3. Yukarıdaki açıklamalar ışığında somut olay incelendiğinde; davacı ...'nin eşi olan ...’in 23.10.2011 tarihinde Erciş İlçesinde meydana gelen deprem neticesinde hayatını kaybettiği, bu nedenle davalıya ait binanın enkazı altında kalarak öldüğü ileri sürülen ... ve diğer kişiler nedeniyle Erciş Ağır Ceza Mahkemesinde davalı ve dava dışı Yakup Aydınoğlu hakkında taksirle ölüme ve yaralanmaya neden olma suçundan 2014/108 E. sayılı kamu davasının açıldığı görülmüştür.
4. Eldeki davada uyuşmazlık, murisin nerede öldüğünün açık ve net bir şekilde belirlenmesi noktasında toplanmaktadır. Bu noktada ise, yukarıda bahsi geçen ceza davasında verilen kararın bu davayı etkileyeceği kuşkusuzdur.

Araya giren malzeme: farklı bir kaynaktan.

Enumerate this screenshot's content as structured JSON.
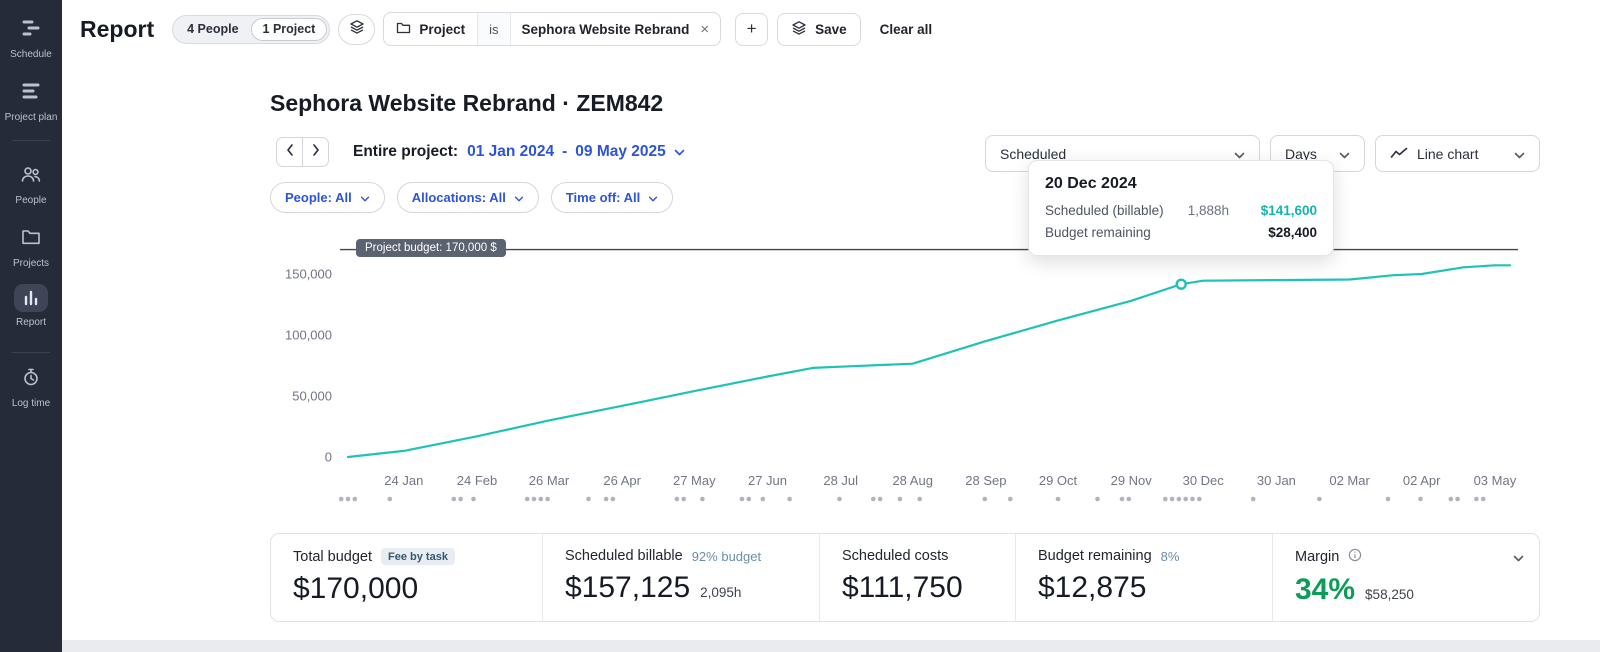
{
  "colors": {
    "accent_teal": "#1fc2b6",
    "link_blue": "#2d54d8",
    "margin_green": "#0e9d58",
    "sidebar_bg": "#262b39",
    "budget_pill_bg": "#5b6270"
  },
  "icons": {
    "sidebar": [
      "schedule-icon",
      "project-plan-icon",
      "people-icon",
      "projects-icon",
      "report-icon",
      "log-time-icon"
    ],
    "topbar": [
      "stack-icon",
      "folder-icon",
      "close-icon",
      "plus-icon"
    ],
    "controls": [
      "chevron-left-icon",
      "chevron-right-icon",
      "chevron-down-icon",
      "line-chart-icon",
      "info-icon"
    ]
  },
  "sidebar": {
    "items": [
      {
        "id": "schedule",
        "label": "Schedule",
        "active": false
      },
      {
        "id": "project-plan",
        "label": "Project plan",
        "active": false
      },
      {
        "id": "people",
        "label": "People",
        "active": false
      },
      {
        "id": "projects",
        "label": "Projects",
        "active": false
      },
      {
        "id": "report",
        "label": "Report",
        "active": true
      },
      {
        "id": "log-time",
        "label": "Log time",
        "active": false
      }
    ]
  },
  "topbar": {
    "title": "Report",
    "people_pill": "4 People",
    "project_pill": "1 Project",
    "filter_chip": {
      "entity": "Project",
      "operator": "is",
      "value": "Sephora Website Rebrand",
      "remove": "×"
    },
    "add_button": "+",
    "save_label": "Save",
    "clear_all_label": "Clear all"
  },
  "report": {
    "title": "Sephora Website Rebrand · ZEM842",
    "range_label": "Entire project:",
    "range_start": "01 Jan 2024",
    "range_separator": "-",
    "range_end": "09 May 2025",
    "controls": {
      "metric_select": "Scheduled",
      "interval_select": "Days",
      "chart_type_select": "Line chart"
    },
    "filters": [
      {
        "label": "People: All"
      },
      {
        "label": "Allocations: All"
      },
      {
        "label": "Time off: All"
      }
    ]
  },
  "tooltip": {
    "date": "20 Dec 2024",
    "rows": [
      {
        "label": "Scheduled (billable)",
        "hours": "1,888h",
        "value": "$141,600",
        "highlight": true
      },
      {
        "label": "Budget remaining",
        "hours": "",
        "value": "$28,400",
        "highlight": false
      }
    ]
  },
  "chart_data": {
    "type": "line",
    "title": "Cumulative scheduled billable amount vs project budget",
    "xlabel": "",
    "ylabel": "$",
    "ylim": [
      0,
      175000
    ],
    "yticks": [
      0,
      50000,
      100000,
      150000
    ],
    "grid": false,
    "legend_position": "none",
    "budget_line": {
      "label": "Project budget: 170,000 $",
      "value": 170000
    },
    "x_ticks": [
      {
        "label": "24 Jan",
        "t": 0.048
      },
      {
        "label": "24 Feb",
        "t": 0.111
      },
      {
        "label": "26 Mar",
        "t": 0.173
      },
      {
        "label": "26 Apr",
        "t": 0.236
      },
      {
        "label": "27 May",
        "t": 0.298
      },
      {
        "label": "27 Jun",
        "t": 0.361
      },
      {
        "label": "28 Jul",
        "t": 0.424
      },
      {
        "label": "28 Aug",
        "t": 0.486
      },
      {
        "label": "28 Sep",
        "t": 0.549
      },
      {
        "label": "29 Oct",
        "t": 0.611
      },
      {
        "label": "29 Nov",
        "t": 0.674
      },
      {
        "label": "30 Dec",
        "t": 0.736
      },
      {
        "label": "30 Jan",
        "t": 0.799
      },
      {
        "label": "02 Mar",
        "t": 0.862
      },
      {
        "label": "02 Apr",
        "t": 0.924
      },
      {
        "label": "03 May",
        "t": 0.987
      }
    ],
    "series": [
      {
        "name": "Scheduled (billable)",
        "color": "#1fc2b6",
        "points": [
          {
            "t": 0.0,
            "v": 0
          },
          {
            "t": 0.048,
            "v": 5000
          },
          {
            "t": 0.111,
            "v": 17000
          },
          {
            "t": 0.173,
            "v": 30000
          },
          {
            "t": 0.236,
            "v": 42000
          },
          {
            "t": 0.298,
            "v": 54000
          },
          {
            "t": 0.361,
            "v": 66000
          },
          {
            "t": 0.4,
            "v": 73000
          },
          {
            "t": 0.424,
            "v": 74000
          },
          {
            "t": 0.486,
            "v": 76500
          },
          {
            "t": 0.549,
            "v": 95000
          },
          {
            "t": 0.611,
            "v": 112000
          },
          {
            "t": 0.674,
            "v": 128000
          },
          {
            "t": 0.717,
            "v": 141600
          },
          {
            "t": 0.736,
            "v": 144500
          },
          {
            "t": 0.799,
            "v": 145000
          },
          {
            "t": 0.862,
            "v": 145500
          },
          {
            "t": 0.9,
            "v": 149000
          },
          {
            "t": 0.924,
            "v": 150000
          },
          {
            "t": 0.96,
            "v": 155500
          },
          {
            "t": 0.987,
            "v": 157125
          },
          {
            "t": 1.0,
            "v": 157125
          }
        ]
      }
    ],
    "marker": {
      "t": 0.717,
      "v": 141600,
      "date": "20 Dec 2024"
    },
    "milestone_dots": [
      {
        "t": 0.0,
        "count": 3
      },
      {
        "t": 0.036,
        "count": 1
      },
      {
        "t": 0.094,
        "count": 2
      },
      {
        "t": 0.108,
        "count": 1
      },
      {
        "t": 0.163,
        "count": 4
      },
      {
        "t": 0.207,
        "count": 1
      },
      {
        "t": 0.225,
        "count": 2
      },
      {
        "t": 0.286,
        "count": 2
      },
      {
        "t": 0.305,
        "count": 1
      },
      {
        "t": 0.342,
        "count": 2
      },
      {
        "t": 0.357,
        "count": 1
      },
      {
        "t": 0.38,
        "count": 1
      },
      {
        "t": 0.423,
        "count": 1
      },
      {
        "t": 0.455,
        "count": 2
      },
      {
        "t": 0.475,
        "count": 1
      },
      {
        "t": 0.492,
        "count": 1
      },
      {
        "t": 0.548,
        "count": 1
      },
      {
        "t": 0.57,
        "count": 1
      },
      {
        "t": 0.611,
        "count": 1
      },
      {
        "t": 0.645,
        "count": 1
      },
      {
        "t": 0.669,
        "count": 2
      },
      {
        "t": 0.718,
        "count": 6
      },
      {
        "t": 0.779,
        "count": 1
      },
      {
        "t": 0.836,
        "count": 1
      },
      {
        "t": 0.895,
        "count": 1
      },
      {
        "t": 0.923,
        "count": 1
      },
      {
        "t": 0.952,
        "count": 2
      },
      {
        "t": 0.974,
        "count": 2
      }
    ]
  },
  "stats": {
    "cards": [
      {
        "label": "Total budget",
        "badge": "Fee by task",
        "value": "$170,000"
      },
      {
        "label": "Scheduled billable",
        "percent": "92% budget",
        "value": "$157,125",
        "sub": "2,095h"
      },
      {
        "label": "Scheduled costs",
        "value": "$111,750"
      },
      {
        "label": "Budget remaining",
        "percent": "8%",
        "value": "$12,875"
      },
      {
        "label": "Margin",
        "value": "34%",
        "sub": "$58,250"
      }
    ]
  }
}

5. Hal böyle olunca Mahkemece, ceza davasının kesinleşmesinin bekletici mesele yapılması ve ondan sonra diğer delillerle birlikte değerlendirilmesi suretiyle ulaşılacak sonuç uyarınca uyuşmazlığın esası hakkında karar verilmesi gerekirken, eksik inceleme ile yazılı şekilde karar verilmesi doğru görülmemiş, bozmayı gerektirmiştir.
6. Bozma nedenine göre, davacı tarafın tüm, davalı tarafın sair temyiz itirazlarının bu aşamada incelenmesine gerek görülmemiştir.
VI. KARAR
Açıklanan sebeplerle;
1. Temyiz olunan Mahkeme kararının 1086 sayılı Hukuk Usulü Muhakemeleri Kanunu'nun (1086 sayılı Kanun) 428 inci maddesi gereğince BOZULMASINA,
2. Bozma sebebine göre; davacı tarafın tüm, davalı tarafın sair temyiz itirazlarının bu aşamada incelenmesine yer olmadığına,
Peşin alınan temyiz harcının istek halinde temyiz eden davalıya iadesine,
6100 sayılı Hukuk Muhakemeleri Kanunu'na eklenen Geçici madde 3 atfıyla uygulanmakta olan 1086 sayılı Kanun'un 440 ıncı maddesi uyarınca kararın tebliğ tarihinden itibaren 15 günlük süre içerisinde karar düzeltme yolu açık olmak üzere,30.04.2024 tarihinde oy birliğiyle karar verildi.